Somewhat unrelated, but I got one of those Google Titan fobs. The one time I needed it to work - authenticating from a new-to-me- computer - it just... didn't work. I plugged it in and... nothing. No popups, no reaction at all. Thought it was broken, but it worked back on another computer when I tried it later. No idea how that this future is supposed to be better. Perhaps titans are just duds? A couple yubikey-focused friends have used theirs for years, but I wonder if they only talk up their successes, and don't mention the failures?
Yukibey based workflow are finicky. Sometimes, I need to try several times and reload the page or unplug/plug back for it to work. Sometimes, I need to switch key.
It's like arch linux.
Everybody tells there is never a problem with it, because, well, geeks lie.

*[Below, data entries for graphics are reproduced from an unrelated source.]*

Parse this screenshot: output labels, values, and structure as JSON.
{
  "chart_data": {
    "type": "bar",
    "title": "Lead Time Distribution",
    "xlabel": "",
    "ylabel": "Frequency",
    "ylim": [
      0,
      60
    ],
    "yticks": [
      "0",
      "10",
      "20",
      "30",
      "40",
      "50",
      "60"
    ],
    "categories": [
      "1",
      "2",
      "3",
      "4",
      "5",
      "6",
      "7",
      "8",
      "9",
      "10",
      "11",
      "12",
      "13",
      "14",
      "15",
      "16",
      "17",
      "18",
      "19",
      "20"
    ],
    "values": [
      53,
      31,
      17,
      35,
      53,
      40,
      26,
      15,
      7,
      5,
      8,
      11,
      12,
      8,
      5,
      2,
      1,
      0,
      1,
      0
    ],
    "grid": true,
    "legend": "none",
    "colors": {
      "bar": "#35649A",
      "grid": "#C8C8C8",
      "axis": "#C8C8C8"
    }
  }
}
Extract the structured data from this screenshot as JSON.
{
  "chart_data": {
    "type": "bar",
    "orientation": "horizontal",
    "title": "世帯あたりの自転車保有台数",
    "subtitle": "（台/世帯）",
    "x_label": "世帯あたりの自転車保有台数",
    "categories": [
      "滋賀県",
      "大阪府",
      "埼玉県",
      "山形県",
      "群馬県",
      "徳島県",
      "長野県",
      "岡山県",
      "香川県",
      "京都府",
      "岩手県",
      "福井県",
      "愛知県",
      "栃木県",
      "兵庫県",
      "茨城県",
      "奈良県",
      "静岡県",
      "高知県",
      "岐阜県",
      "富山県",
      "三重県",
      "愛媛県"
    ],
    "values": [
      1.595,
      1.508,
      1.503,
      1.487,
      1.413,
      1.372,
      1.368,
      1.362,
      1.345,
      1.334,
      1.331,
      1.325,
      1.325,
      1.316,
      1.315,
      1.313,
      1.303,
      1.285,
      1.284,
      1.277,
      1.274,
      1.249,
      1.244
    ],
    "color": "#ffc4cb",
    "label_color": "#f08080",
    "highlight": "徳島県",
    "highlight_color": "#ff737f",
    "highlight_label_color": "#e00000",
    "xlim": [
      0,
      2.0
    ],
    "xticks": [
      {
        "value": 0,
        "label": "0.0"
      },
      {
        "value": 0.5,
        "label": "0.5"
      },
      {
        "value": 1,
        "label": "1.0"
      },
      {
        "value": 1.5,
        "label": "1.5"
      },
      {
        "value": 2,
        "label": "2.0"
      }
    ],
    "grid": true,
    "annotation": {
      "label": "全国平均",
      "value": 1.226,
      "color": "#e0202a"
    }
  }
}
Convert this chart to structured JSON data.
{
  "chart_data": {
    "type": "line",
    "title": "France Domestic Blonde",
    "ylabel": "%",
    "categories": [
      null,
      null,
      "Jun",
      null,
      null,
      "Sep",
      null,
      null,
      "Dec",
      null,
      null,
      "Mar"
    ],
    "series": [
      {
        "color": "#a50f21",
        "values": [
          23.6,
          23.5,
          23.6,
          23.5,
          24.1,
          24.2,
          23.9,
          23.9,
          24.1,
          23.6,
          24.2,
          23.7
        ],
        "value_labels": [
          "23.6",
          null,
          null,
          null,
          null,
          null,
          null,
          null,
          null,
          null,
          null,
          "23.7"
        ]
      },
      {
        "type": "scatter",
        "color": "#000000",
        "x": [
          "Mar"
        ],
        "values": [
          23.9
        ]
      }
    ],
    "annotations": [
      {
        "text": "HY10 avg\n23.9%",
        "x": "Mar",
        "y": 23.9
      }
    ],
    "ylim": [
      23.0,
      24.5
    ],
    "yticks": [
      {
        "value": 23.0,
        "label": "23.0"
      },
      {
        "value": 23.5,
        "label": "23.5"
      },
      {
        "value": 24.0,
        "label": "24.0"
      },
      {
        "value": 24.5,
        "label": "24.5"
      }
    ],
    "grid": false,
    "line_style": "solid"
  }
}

I use Yubikeys (on my Arch Linux machines..) - only problem I've had was soft-bricking one by entering the wrong password (GPG passphrase) more than my max. (Ironically while setting up another as a spare - with a different password, then mixed them up.)
My company uses these tokens and buys Yubikey or Titans depending on price. They are pretty similar although Yubi has more features (that we don’t use) I don’t recall having a failure over about 3000 devices. Usually the issue is people lose them.
You have to have a system that makes sense to use them successfully. The upthread guy is talking about multiple accounts lost forever, etc. Sounds like a mess.
The same problems exist on other platforms. Ever support challenge response tokens? Lol.
The only time I've had frustrations with my yubikeys is not being able to redirect them in some RDP sessions when logging into an account that's wanting a yubikey to authenticate. Otherwise, my keyring one that I use the most (original NFC) is nearing a decade old and never fails.
I use it almost exclusively in Windows and ChromeOS.